It is Thursday morning, July 28th, and I'm calling today from Chicago.
Today, we reported our financial results for the second quarter, and they are solidly competitive. Despite the fact that fuel costs were $262 million higher than in the second quarter of last year, we earned an operating profit of $48 million.
Of the major network carriers, only three – ourselves, American and Continental – reported an operating profit this quarter. Delta and Northwest reported operating losses.
Our mainline unit revenue was up 5 percent, and mainline costs, excluding fuel, were down 3 percent, year-over-year. These performance measures also put United in line with our leading network competitors.
Three years ago, Continental was viewed as the leading network carrier in terms of costs per available seat mile. In the time we have been in restructuring, we have virtually closed the mainline cost gap -- excluding fuel -- going from a 16 percent disadvantage to virtual parity today.
Although by no means sufficient, these results show significant progress for the company, particularly given the dramatically uncompetitive position we were in three years ago.
In this quarter we have taken a predominantly non-cash charge of $1.4 billion for reorganization items, covering the transfer of pensions to the PBGC, the rejection of aircraft and other creditor claims.
This non-cash charge will receive some attention and can be confusing, but because non-cash charges do not affect our operations or our liquidity, the important number to focus on is our operating earnings, which is the correct measure of the underlying strength of our business. The non-cash items will be addressed in the normal bankruptcy process as we exit from Chapter 11.
During the second quarter we also achieved ratified, consensual collective bargaining agreements with AMFA and the IAM -- meaning that we now have ratified contracts with all our labor groups.

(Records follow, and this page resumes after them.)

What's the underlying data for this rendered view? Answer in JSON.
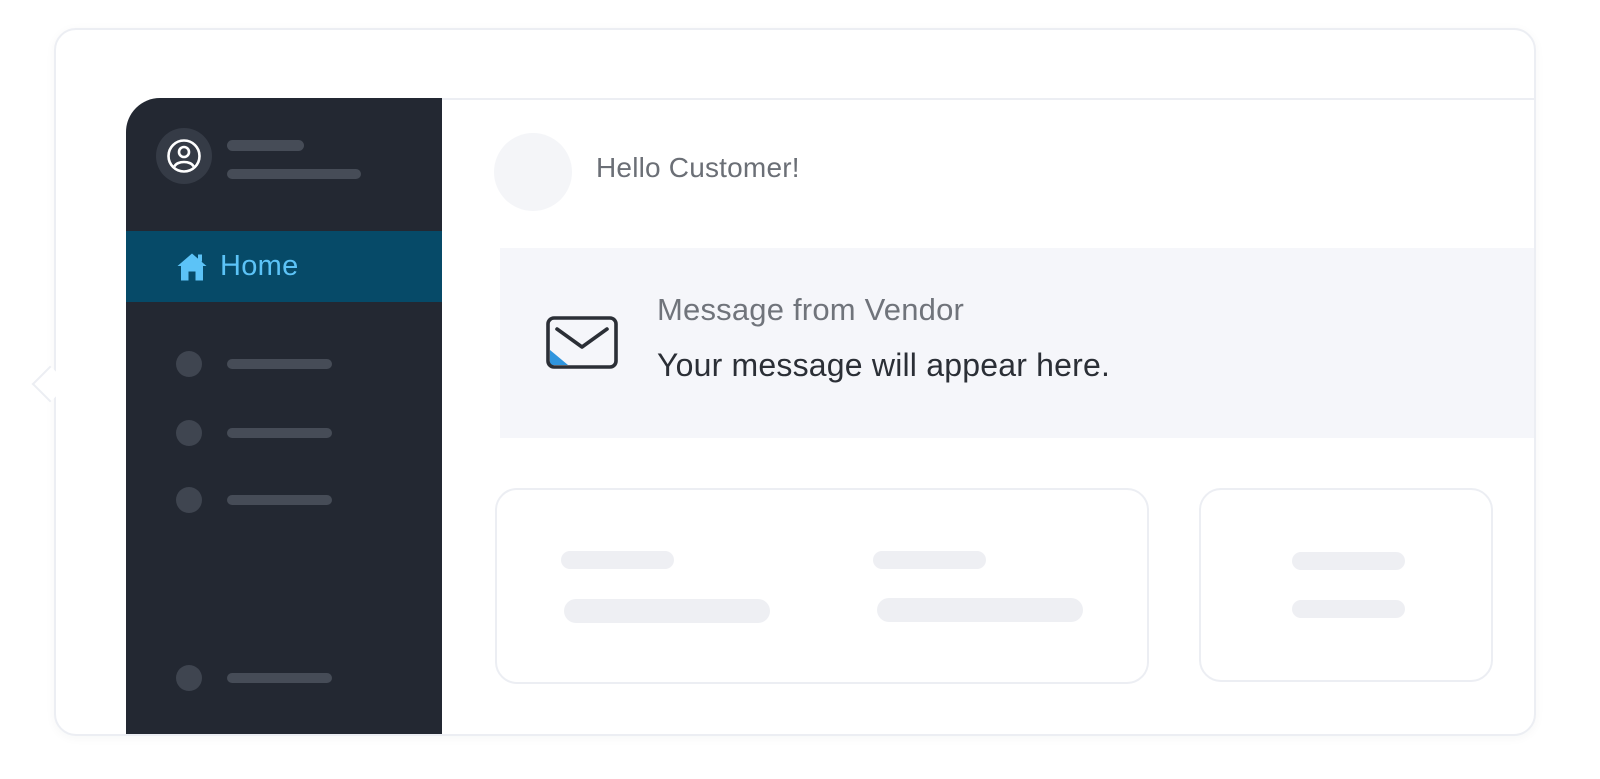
{
  "sidebar": {
    "nav": [
      {
        "label": "Home",
        "icon": "home-icon",
        "active": true
      }
    ]
  },
  "main": {
    "greeting": "Hello Customer!",
    "message": {
      "title": "Message from Vendor",
      "body": "Your message will appear here.",
      "icon": "envelope-icon"
    }
  },
  "colors": {
    "sidebar_bg": "#232832",
    "active_bg": "#064a68",
    "active_text": "#5cc3f7",
    "message_bg": "#f5f6fa"
  }
}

We also have replacement retirement plans in place for all of United's union and non-union groups, with the exception of the AFA.
We sustained our strong operational performance during the quarter, improved productivity and reliability, and continued to see the benefits of aircraft utilization efforts, with a significant improvement. This means that we have been able to reduce the size of our fleet by 13 percent while maintaining 97 percent of our available seat miles for the public.
These results make clear that we have put in place a solid foundation, and we are ready to move ahead as a much more competitive company.
This progress was made evident by the fact that we were able to increase the size and reduce the interest rate of our debtor-in-possession financing agreements in the second quarter.
And, we will soon file United's plan of reorganization -- or POR -- and our disclosure statement with the court.
The POR filing is not a business plan – it is a court document designed to initiate the formal process towards exit from Chapter 11. The POR will be supplemented with additional information when it is filed at a later date. This information will include a high-level financial forecast for the next five years, which we are currently discussing with major financial institutions interested in providing the company with exit financing.
We have used the bankruptcy process to build a competitive foundation for the future. We now have the opportunity to continue to build on that foundation and to move toward our goal of becoming the best network carrier in the United States.
We have earned the opportunity to compete, and that's exactly what we're going to do.